O presidente do Tribunal Superior Eleitoral (TSE), ministro Alexandre de Moraes, suspendeu, na tarde desta quinta-feira (22), o julgamento de uma ação do Partido Democrático Trabalhista (PDT) que pede a inelegibilidade de Jair Bolsonaro e Walter Braga Netto, candidatos à Presidência da República nas Eleições 2022.
O julgamento continuará a partir da próxima terça-feira (27), em uma sessão que deve começar, às 19h, com a leitura do voto do relator do caso, ministro Benedito Gonçalves.
Moraes interrompeu a sessão após a leitura do parecer do Ministério Público Eleitoral (MPE), que foi favorável à inelegibilidade de Bolsonaro.
Sessão Plenária do dia 22 de Junho de 2023.
Antes do MPE, os advogados da acusação e defesa apresentaram seus argumentos sobre o processo, por 15 e 30 minutos, respectivamente.
No total, a Corte reservou três sessões ordinárias para julgar o caso. “Além da sessão desta quinta-feira (22), o Tribunal poderá prosseguir com o julgamento nas sessões subsequentes de terça e quinta-feira (27 e 29)”, informou o TSE.

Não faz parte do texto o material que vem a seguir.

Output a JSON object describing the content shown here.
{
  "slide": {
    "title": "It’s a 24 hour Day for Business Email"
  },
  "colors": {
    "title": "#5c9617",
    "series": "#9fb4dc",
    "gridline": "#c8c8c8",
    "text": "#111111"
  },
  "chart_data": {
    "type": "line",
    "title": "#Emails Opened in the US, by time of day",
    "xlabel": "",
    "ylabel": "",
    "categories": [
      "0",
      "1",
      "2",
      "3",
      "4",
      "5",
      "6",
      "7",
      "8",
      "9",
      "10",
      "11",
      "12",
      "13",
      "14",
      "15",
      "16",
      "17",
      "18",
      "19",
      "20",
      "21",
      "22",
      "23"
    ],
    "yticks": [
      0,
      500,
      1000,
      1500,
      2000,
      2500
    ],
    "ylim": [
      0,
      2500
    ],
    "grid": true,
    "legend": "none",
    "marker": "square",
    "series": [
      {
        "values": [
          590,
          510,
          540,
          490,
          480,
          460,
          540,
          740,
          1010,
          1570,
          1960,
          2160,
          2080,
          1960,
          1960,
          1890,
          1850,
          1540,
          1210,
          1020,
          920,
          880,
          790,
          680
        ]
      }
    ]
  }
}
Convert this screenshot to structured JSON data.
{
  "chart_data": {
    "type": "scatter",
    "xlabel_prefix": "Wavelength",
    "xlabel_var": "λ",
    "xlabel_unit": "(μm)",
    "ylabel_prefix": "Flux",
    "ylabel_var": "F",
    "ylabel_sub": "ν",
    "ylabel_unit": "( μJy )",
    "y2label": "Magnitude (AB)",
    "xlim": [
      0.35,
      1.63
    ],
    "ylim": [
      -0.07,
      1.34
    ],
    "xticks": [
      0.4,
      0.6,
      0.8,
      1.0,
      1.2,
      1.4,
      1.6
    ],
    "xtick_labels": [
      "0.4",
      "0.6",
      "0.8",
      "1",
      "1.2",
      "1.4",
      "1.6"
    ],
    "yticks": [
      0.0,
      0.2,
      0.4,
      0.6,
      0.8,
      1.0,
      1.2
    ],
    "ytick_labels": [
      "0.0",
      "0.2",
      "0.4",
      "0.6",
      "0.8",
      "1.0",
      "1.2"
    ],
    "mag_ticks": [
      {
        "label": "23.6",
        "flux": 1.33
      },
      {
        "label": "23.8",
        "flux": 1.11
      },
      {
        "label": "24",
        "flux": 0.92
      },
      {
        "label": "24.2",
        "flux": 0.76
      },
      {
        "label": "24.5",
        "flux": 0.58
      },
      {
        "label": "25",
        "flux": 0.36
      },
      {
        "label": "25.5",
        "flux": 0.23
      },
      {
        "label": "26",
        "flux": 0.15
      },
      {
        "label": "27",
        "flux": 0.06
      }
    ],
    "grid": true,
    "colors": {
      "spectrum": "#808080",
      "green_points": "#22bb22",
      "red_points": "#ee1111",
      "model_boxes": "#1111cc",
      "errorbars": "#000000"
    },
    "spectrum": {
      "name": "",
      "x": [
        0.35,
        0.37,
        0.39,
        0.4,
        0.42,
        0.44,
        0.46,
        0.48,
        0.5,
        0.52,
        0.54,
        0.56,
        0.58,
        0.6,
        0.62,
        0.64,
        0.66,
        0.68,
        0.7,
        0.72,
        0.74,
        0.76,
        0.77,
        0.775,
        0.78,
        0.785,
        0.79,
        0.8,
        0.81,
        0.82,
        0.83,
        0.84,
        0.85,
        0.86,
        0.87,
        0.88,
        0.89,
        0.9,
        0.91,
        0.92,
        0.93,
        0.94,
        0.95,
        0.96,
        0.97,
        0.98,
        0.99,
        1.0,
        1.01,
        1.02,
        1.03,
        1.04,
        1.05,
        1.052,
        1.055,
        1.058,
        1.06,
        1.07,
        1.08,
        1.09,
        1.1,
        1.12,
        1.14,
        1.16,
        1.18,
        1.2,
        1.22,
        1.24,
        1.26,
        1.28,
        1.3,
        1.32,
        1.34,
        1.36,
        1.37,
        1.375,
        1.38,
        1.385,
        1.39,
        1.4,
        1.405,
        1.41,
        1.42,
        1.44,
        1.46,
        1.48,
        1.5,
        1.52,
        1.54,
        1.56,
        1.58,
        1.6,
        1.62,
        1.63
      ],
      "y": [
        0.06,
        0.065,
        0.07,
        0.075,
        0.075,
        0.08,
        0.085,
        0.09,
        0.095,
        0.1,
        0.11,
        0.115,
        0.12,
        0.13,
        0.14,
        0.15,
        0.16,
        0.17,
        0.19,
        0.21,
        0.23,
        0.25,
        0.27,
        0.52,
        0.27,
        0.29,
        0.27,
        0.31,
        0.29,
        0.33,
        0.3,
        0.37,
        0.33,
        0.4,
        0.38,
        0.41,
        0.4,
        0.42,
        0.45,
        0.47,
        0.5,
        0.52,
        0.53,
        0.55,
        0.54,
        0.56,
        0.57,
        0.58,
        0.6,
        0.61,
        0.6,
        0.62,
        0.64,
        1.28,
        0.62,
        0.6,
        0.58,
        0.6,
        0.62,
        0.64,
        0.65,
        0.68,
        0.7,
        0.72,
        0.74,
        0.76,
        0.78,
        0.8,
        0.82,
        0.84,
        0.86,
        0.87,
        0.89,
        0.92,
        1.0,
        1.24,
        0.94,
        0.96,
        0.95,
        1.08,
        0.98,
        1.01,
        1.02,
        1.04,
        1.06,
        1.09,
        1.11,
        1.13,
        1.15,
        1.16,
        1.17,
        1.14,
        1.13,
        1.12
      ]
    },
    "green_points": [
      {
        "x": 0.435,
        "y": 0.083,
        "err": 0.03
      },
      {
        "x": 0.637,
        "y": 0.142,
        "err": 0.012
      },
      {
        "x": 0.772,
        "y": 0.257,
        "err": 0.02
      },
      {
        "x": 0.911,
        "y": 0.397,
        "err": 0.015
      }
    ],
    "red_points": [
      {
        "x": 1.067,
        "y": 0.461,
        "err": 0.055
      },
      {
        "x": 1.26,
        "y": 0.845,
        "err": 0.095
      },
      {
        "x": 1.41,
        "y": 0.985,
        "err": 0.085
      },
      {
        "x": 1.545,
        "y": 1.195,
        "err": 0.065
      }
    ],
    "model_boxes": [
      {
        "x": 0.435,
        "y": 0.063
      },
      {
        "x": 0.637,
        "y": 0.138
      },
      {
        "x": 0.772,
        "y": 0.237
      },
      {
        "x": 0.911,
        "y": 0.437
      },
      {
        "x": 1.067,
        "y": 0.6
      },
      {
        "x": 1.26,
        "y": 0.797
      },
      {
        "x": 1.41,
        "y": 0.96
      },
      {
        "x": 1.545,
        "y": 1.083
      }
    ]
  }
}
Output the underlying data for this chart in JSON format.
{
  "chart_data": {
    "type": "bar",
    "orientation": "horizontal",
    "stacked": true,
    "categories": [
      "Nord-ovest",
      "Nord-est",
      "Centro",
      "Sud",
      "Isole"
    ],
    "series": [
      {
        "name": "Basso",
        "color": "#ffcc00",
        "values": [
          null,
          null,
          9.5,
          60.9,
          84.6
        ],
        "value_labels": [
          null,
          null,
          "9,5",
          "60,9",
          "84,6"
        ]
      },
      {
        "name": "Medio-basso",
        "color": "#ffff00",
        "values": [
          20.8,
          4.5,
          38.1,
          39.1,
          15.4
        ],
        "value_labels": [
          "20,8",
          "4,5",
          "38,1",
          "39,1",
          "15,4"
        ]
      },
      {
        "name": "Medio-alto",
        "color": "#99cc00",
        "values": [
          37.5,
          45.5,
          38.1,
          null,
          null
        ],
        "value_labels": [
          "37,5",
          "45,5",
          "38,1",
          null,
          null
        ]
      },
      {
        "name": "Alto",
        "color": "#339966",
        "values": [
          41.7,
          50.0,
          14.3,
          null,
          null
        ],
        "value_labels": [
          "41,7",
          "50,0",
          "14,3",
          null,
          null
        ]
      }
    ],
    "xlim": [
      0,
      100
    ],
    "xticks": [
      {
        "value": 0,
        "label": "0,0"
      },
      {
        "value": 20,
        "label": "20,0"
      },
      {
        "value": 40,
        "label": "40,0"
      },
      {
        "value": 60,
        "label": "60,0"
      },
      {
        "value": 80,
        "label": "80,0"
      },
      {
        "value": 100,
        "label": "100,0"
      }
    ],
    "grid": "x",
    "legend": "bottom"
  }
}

No processo, o PDT acusa Bolsonaro de abuso de poder político e uso indevido dos meios de comunicações por conta de uma reunião com embaixadores, no Palácio da Alvorada, em julho de 2022, na qual ele fez ataques ao sistema eleitoral.
Nessa reunião, transmitida ao vivo pela TV Brasil na época, Bolsonaro teceu críticas a ministros do Supremo Tribunal Federal (STF) e classificou como “lamentáveis” falas dos magistrados. Ele ainda colocou sob dúvidas os resultados das eleições presidenciais de 2018, na qual foi eleito com 55,13% dos votos válidos.
Em entrevista, Bolsonaro disse que o julgamento é uma “tempestade em copo d’água”.
“Eu não sei por que criar uma tempestade num copo d’água, apenas foi conversado com eles como funcionava o sistema eleitoral. Eu não falei a palavra fraude ali, no tocante às futuras eleições. Falei daquele inquérito da Polícia Federal de novembro de 2018 que até hoje não foi concluído ainda. Apenas isso. Qual o problema discutir esse assunto?”, questionou Bolsonaro.
Na mesma entrevista, Bolsonaro defendeu a reunião que fez com embaixadores. “Por que eu convidei os embaixadores e não convoquei? Porque dois meses antes, aproximadamente, o ministro do STF Edson Fachin, que compunha o TSE, reuniu-se também com aproximadamente 65 embaixadores e falou sobre eleições, sobre o sistema eleitoral e mandou uma mensagem muito parecida com o seguinte: ‘Tão logo o TSE anuncia o resultado das eleições, vocês façam sugestões junto ao respectivo chefe de Estado para que o reconhecimento do eleito se faça imediatamente’”, justifica o ex-presidente.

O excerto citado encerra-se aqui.